Depois de visitar o pequeno museu que fica onde antes eram o restaurante e a cozinha do mosteiro, Maurício entrou na igreja e se deslumbrou com sua beleza. Esculturais colunas góticas se elevando até ao alto da nave e vitrais coloridos contrastavam com o silêncio que preenchia todos os espaços. Caminhava devagar para não perder os detalhes dos quadros, das capelas laterais e dos altares com colunas barrocas, e chegou ao altar-mor, onde a imagem da padroeira, Santa Maria Real, era protegida por grades. Absorto no seu deslumbramento, não percebeu o tempo passar e quase se assustou com o som nostálgico de um órgão que substituiu o pesado silêncio da igreja. Um grupo de homens saiu de uma sala que ficava à direita da porta de entrada, em filas de dois, carregando uma vela acesa e um estandarte de Nossa Senhora.
A vela e o estandarte foram levados até o altar e o grupo sentou-se nos bancos diante do órgão. As luzes da igreja se acenderam, trazendo uma luminosidade suave e fria.
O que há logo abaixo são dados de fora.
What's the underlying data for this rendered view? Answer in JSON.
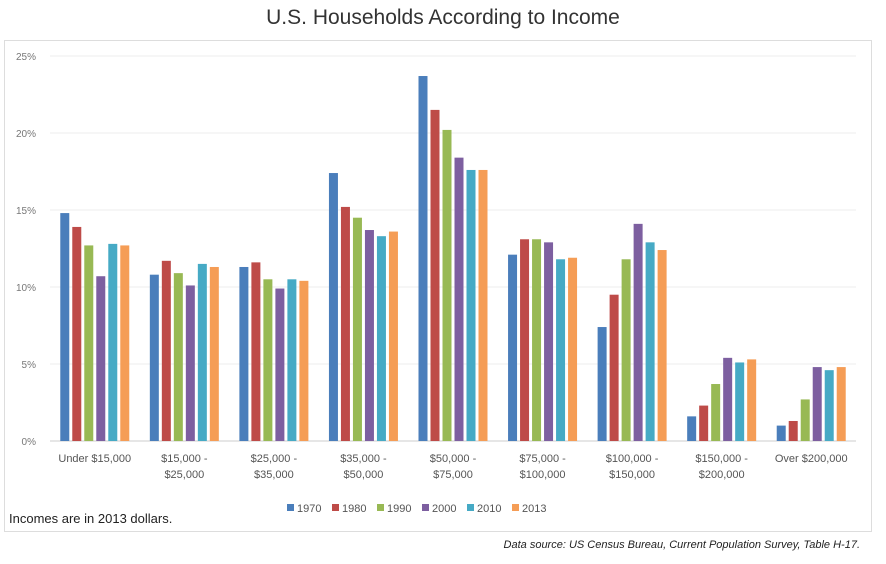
{
  "chart_data": {
    "type": "bar",
    "title": "U.S. Households According to Income",
    "xlabel": "",
    "ylabel": "",
    "ylim": [
      0,
      25
    ],
    "yticks": [
      "0%",
      "5%",
      "10%",
      "15%",
      "20%",
      "25%"
    ],
    "grid": true,
    "legend_position": "bottom",
    "categories": [
      [
        "Under $15,000"
      ],
      [
        "$15,000 -",
        "$25,000"
      ],
      [
        "$25,000 -",
        "$35,000"
      ],
      [
        "$35,000 -",
        "$50,000"
      ],
      [
        "$50,000 -",
        "$75,000"
      ],
      [
        "$75,000 -",
        "$100,000"
      ],
      [
        "$100,000 -",
        "$150,000"
      ],
      [
        "$150,000 -",
        "$200,000"
      ],
      [
        "Over $200,000"
      ]
    ],
    "series": [
      {
        "name": "1970",
        "color": "#4a7ebb",
        "values": [
          14.8,
          10.8,
          11.3,
          17.4,
          23.7,
          12.1,
          7.4,
          1.6,
          1.0
        ]
      },
      {
        "name": "1980",
        "color": "#be4b48",
        "values": [
          13.9,
          11.7,
          11.6,
          15.2,
          21.5,
          13.1,
          9.5,
          2.3,
          1.3
        ]
      },
      {
        "name": "1990",
        "color": "#98b954",
        "values": [
          12.7,
          10.9,
          10.5,
          14.5,
          20.2,
          13.1,
          11.8,
          3.7,
          2.7
        ]
      },
      {
        "name": "2000",
        "color": "#7d5fa0",
        "values": [
          10.7,
          10.1,
          9.9,
          13.7,
          18.4,
          12.9,
          14.1,
          5.4,
          4.8
        ]
      },
      {
        "name": "2010",
        "color": "#46aac5",
        "values": [
          12.8,
          11.5,
          10.5,
          13.3,
          17.6,
          11.8,
          12.9,
          5.1,
          4.6
        ]
      },
      {
        "name": "2013",
        "color": "#f59d56",
        "values": [
          12.7,
          11.3,
          10.4,
          13.6,
          17.6,
          11.9,
          12.4,
          5.3,
          4.8
        ]
      }
    ]
  },
  "note": "Incomes are in 2013 dollars.",
  "source": "Data source: US Census Bureau, Current Population Survey, Table H-17."
}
Um homem de pé, em frente do altar, puxou o Ora pro nobis domine e o Terço cantado, que o grupo respondia ao som do órgão.
O rapaz com a vela e o homem do estandarte encaminharam-se para a lateral da igreja, e as pessoas que estavam nos bancos se levantaram e os acompanharam em procissão. A cena e o cântico despertavam emoções, e assim que terminou a procissão, o coro continuou a ladainha com o miserere nobis. Ao final, quando os cantores começaram a se levantar, Maurício não resistiu e perguntou para um deles sobre a cerimónia. O homem se mostrou solícito: não somos clérigos, mas leigos, e fazemos parte da Congregação do Rosário dos Escravos de Santa Maria. Há 403 anos, nós repetimos essa cerimónia da mesma maneira como o senhor viu». In AJ Barros, O Enigma de Compostela, Luz da Serra, Geração Editorial, 2009, ISBN 978-856-150-127-3.